The etiology of deep depressive disorder is unclear. Life events (such as job loss, change of residence) and intellectual stress are associated with an increased risk of depressive disorder, but the exact causes are unclear. With this disorder, neurochemical changes in the central nervous system can occur in response to stress. There is evidence that deep depression has a genetic component, although this is not as obvious as for schizophrenia. However, when studying twins, the concordant levels are similar. The genetic factor of depression is thought to be 50%.
The alleged neurohormonal and neurochemical causes of depression have received some confirmation. The hypothalamic-pituitary-adrenal (GGN) system, which controls the hormonal homeostasis of the body, is involved in the process to a greater extent. It was noted that depressed patients have a higher cortisol concentration curve and that cortisol is not suppressed by dexamethasone in 50% of them. Stable feedback mechanisms suggest that the cortisol receptors in the hippocampus of depressed subjects are pathological. Nonspecific pathology has also been detected in the responses of thyroid hormone and growth hormone.
The neurochemical theory of depression involving biogenic amines , NE, 5-HT and dopamine. The initial hypothesis suggested that depression was due to functional deficiency of the amine transmitter (e.g., NE, dopamine, 5-HT), in part because tricyclic antidepressants and monoamine oxidase inhibitors (MAOIs) facilitated neurotransmission in the aminergic nervous systems and were effective. It is also known that drugs that deplete amine stores (such as reserpine) can cause depression.
An increased number of 5-HT receptors in the brains of people who committed suicide was attributed to a low concentration of 5-HT, while low levels of 5-HT metabolites were found in studies of cerebrospinal fluid (CSF) in patients with depression. Animal studies have shown that all effective antidepressants reduce the sensitivity of (3-adrenergic receptors and 5-HT2A receptors to agonists. Delayed response to treatment coincides with the time taken to regulate these receptors. Therefore, it is possible that receptors for biogenic amines rather than their levels are related to depression.

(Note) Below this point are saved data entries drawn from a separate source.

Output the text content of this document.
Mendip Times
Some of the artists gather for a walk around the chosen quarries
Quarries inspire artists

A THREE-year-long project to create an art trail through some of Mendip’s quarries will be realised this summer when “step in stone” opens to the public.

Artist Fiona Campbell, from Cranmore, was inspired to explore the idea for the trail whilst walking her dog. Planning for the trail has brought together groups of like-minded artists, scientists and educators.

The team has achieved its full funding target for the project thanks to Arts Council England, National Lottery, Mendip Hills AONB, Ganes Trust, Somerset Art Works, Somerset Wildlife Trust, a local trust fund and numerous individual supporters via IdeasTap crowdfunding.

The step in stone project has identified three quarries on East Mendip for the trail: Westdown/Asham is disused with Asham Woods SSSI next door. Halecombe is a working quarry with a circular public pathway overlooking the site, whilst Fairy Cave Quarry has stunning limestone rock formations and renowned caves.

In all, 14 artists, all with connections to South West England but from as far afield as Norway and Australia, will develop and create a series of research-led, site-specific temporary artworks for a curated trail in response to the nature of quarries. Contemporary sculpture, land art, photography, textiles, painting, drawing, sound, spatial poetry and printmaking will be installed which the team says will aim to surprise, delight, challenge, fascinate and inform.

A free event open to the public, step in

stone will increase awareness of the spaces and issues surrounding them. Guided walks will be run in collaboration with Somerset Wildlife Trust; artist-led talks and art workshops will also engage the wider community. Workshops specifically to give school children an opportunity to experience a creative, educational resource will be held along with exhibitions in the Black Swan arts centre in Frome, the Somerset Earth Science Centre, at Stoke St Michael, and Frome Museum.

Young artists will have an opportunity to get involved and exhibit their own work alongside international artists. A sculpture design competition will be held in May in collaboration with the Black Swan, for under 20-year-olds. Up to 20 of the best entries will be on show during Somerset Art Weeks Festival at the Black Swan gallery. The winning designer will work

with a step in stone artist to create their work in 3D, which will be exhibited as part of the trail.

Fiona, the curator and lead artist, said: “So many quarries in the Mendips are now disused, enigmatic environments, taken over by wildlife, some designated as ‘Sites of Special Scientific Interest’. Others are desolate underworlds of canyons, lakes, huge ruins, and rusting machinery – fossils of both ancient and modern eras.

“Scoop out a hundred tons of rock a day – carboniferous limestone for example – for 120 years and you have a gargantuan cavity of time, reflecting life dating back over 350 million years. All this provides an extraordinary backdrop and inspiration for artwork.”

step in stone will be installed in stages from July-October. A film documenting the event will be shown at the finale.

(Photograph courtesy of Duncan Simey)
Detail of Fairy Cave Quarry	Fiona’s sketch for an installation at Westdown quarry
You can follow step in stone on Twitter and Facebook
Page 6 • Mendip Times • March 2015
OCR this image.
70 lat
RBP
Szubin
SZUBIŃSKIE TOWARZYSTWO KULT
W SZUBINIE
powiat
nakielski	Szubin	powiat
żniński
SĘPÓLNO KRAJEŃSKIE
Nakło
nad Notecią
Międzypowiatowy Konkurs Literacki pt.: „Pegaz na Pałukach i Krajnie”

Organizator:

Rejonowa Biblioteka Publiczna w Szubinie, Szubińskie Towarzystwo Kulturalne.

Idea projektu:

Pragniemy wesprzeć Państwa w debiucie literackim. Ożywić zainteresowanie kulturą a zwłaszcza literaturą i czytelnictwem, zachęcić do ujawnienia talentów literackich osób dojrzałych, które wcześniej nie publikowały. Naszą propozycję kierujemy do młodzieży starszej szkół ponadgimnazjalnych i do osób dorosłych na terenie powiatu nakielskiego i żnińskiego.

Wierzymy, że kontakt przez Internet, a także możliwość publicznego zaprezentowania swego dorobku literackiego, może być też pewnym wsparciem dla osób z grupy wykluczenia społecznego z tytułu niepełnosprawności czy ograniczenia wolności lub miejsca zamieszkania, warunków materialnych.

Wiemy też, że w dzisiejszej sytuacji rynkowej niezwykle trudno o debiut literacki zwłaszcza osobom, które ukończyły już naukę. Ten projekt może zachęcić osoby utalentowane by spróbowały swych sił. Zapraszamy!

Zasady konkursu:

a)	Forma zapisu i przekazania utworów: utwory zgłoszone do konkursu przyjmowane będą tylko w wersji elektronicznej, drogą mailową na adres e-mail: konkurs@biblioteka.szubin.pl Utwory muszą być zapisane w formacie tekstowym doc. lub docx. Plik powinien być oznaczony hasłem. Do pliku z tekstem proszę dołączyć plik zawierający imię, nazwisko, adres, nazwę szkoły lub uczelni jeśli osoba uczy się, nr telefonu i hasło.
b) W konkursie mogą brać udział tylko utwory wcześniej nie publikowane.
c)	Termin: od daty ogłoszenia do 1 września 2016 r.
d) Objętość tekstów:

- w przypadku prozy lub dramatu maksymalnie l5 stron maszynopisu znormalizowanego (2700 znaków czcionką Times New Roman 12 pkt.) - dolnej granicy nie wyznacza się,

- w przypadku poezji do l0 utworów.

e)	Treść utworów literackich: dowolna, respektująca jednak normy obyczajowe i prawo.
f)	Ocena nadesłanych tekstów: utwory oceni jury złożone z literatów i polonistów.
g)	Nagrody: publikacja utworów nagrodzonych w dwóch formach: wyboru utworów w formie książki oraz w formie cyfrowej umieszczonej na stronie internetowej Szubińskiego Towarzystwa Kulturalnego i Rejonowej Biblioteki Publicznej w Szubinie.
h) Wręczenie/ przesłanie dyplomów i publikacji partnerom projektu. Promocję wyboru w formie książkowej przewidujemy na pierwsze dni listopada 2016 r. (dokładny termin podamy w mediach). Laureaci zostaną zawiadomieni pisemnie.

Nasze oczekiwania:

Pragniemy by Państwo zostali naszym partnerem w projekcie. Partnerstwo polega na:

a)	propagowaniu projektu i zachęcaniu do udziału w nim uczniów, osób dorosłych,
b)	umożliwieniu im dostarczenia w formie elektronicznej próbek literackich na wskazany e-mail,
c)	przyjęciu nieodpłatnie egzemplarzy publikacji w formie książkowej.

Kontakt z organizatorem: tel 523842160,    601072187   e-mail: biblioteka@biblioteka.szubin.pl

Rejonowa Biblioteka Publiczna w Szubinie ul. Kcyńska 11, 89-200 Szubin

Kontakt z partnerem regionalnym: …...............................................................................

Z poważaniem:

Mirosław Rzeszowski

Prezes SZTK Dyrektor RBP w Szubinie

The dopaminergic system can also be involved in the etiology of the disease: a decrease in the central concentration of dopamine can lead to depression, and drugs that increase the central dopamine concentration can reduce depression.
Other systems that may be involved in the onset of depression may be the GABA system and the neuropeptide system, especially vasopressin and endogenous opiates. Secondary reseller systems can play a key role in the effectiveness of certain treatments.
The cardinal symptoms of depression are usually divided into emotionally-cognitive and biological. To be diagnosed with a deep depressive disorder, the symptoms must be constant for at least 2 weeks. Emotionally cognitive symptoms may include sadness, suffering, decreased enjoyment of life, feelings of hopelessness or guilt, slow speech, meaningless conversation and suicidal ideology. Symptoms change during the day, but are more pronounced in the morning: low tone and fatigue, apathy and poor concentration, changes in appetite (usually decreased, with loss of body weight), drowsiness, early morning awakening (the patient wakes up very early in the morning and cannot fall asleep), low libido and daily mood swings. Deep depressive disorders are classified as psychotic depression if they are accompanied by delusions and hallucinations. The latter are usually negative in content.